Correction of coracoid deformity depends on the anatomical cause. If the cartilaginous hump has not been sufficiently resected, the surgeon must additionally remove part of the nasal septum. Adequate tip support must be maintained; therefore, manipulations such as installing a columella support may be useful. If the bony hump is excessively resected, a graft may be required to augment the bony dorsum. If coracoid deformity is associated with significant scarring, then Kenalog injections or nasal splinting with a tape should be used in the early postoperative period before considering surgical revision.

Columella section

The external approach for rhinoplasty involves a columella incision. Great care must be taken when making the incision to make it not oblique, but perpendicular to the skin, thereby avoiding complications such as the formation of a manhole cover-type deformity. Also, great attention should be paid to the process of suturing the incision to prevent tucking of the edges or other deformations (Fig. 4).

Rice. 4. When performing external rhinoplasty special attention attention should be paid to the columella incision and suturing.
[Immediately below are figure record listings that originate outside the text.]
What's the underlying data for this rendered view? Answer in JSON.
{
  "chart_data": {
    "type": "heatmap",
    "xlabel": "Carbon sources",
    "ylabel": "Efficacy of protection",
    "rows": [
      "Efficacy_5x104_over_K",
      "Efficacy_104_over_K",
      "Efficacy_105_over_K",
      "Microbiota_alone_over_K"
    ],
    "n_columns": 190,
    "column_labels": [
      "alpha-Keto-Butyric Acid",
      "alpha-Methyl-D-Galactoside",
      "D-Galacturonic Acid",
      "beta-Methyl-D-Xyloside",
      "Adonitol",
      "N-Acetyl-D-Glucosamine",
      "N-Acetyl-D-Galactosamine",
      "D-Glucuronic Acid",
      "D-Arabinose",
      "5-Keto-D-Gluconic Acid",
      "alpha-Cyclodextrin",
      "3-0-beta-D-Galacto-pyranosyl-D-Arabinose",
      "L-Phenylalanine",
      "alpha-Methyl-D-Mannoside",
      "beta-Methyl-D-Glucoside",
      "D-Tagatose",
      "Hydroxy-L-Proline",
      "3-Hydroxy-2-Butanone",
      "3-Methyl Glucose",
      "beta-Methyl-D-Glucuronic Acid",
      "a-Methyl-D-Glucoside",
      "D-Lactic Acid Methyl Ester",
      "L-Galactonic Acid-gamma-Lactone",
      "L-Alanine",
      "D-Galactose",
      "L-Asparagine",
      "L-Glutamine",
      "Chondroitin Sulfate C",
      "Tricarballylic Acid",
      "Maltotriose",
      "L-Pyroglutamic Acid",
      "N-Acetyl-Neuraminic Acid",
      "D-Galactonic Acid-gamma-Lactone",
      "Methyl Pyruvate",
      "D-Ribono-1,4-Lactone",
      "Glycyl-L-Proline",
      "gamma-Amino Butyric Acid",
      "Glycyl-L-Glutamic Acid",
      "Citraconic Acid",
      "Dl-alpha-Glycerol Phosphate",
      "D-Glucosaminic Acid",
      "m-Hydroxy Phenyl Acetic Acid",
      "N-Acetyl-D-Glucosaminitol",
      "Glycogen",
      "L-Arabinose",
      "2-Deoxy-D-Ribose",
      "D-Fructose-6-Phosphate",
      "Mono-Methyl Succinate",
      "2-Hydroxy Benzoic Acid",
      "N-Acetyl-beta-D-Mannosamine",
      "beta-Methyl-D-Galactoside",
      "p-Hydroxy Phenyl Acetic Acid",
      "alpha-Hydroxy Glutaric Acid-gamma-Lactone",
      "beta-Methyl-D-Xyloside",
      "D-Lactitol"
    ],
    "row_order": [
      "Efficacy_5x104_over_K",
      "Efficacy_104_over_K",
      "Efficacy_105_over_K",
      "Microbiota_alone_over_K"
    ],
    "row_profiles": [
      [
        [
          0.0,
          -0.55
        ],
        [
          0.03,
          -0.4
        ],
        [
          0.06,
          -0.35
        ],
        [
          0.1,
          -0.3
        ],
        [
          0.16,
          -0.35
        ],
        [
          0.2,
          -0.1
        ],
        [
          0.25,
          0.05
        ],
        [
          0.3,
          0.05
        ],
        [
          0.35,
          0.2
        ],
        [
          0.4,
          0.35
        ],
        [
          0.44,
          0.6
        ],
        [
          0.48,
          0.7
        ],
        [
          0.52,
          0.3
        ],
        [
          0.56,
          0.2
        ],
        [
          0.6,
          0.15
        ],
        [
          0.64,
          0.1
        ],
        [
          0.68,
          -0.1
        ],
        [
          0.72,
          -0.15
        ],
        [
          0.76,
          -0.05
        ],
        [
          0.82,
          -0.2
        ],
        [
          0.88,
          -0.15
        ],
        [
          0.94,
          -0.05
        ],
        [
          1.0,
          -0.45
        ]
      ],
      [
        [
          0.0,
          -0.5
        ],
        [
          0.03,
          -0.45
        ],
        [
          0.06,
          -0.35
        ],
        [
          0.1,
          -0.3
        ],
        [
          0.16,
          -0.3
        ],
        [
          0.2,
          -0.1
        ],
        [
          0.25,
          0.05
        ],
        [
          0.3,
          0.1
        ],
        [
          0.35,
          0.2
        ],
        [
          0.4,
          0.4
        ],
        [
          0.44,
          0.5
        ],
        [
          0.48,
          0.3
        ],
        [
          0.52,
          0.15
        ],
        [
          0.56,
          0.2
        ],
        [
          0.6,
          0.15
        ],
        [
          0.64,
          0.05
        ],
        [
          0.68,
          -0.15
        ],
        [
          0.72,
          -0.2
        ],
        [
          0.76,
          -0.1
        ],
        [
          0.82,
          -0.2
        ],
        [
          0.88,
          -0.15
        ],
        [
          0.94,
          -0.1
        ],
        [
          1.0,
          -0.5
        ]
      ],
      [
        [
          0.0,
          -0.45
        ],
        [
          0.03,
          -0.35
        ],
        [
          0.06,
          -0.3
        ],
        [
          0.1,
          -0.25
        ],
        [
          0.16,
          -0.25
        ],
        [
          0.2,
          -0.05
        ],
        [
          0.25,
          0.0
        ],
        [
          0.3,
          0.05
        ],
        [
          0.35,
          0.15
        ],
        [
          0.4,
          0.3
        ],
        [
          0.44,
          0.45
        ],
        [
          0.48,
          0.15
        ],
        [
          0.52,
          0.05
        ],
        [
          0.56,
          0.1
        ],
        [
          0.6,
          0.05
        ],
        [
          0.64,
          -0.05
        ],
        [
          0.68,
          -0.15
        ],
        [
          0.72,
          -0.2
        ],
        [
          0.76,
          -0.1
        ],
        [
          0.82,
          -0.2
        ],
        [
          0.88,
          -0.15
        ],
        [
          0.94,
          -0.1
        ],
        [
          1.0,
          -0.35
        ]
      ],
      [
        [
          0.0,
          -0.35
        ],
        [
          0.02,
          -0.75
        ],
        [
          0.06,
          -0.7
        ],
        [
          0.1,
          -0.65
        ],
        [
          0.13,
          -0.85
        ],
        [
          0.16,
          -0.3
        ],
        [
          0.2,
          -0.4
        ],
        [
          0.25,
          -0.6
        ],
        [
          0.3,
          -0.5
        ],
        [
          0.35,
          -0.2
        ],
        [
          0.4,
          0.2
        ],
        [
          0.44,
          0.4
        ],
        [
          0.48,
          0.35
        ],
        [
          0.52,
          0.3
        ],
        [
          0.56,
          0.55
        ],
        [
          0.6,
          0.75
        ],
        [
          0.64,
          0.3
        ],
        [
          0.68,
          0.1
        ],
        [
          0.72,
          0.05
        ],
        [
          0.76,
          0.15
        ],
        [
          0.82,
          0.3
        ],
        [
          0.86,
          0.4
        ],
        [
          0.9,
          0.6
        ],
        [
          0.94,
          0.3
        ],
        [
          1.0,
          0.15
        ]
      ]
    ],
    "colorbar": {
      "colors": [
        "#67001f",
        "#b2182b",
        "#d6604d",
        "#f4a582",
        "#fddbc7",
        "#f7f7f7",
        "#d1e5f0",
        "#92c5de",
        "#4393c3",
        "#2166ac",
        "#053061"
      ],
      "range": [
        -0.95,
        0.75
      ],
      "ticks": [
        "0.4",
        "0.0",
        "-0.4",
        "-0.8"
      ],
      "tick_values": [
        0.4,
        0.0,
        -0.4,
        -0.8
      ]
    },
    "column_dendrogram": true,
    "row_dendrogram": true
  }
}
To prevent visible deformation, great care must be taken to perform these manipulations correctly (see text) (from Toriumi DM, Becker DG. Rhinoplasty Dissection Manual. Philadelphia: Lippincott Williams & Wilkins; 1999. With permission).

A single subcutaneous polydioxanone (PDS) suture may be placed to improve eversion of the skin edges and relieve tension on the suture line. This seam should ensure that the edges of the skin are aligned and turn out easily. Excessive eversion will create a deformity that may take many months to resolve. This seam should accurately align the skin sections; otherwise, an unattractive scar may form. If there is no tension on the skin, a subcutaneous suture may not be necessary.

Five vertical mattress sutures made of 7-0 nylon are used to close the skin. The first seam trims the top of the inverted "V". To properly align the incision, the next two sutures are angled from the medal portion of the inferior flap to the lateral portion of the superior flap. A 6-0 chrome catgut suture is used to smooth the vestibular skin at the corner of the columellar flap. This corner suture is important because improper healing at this corner can result in visible retraction.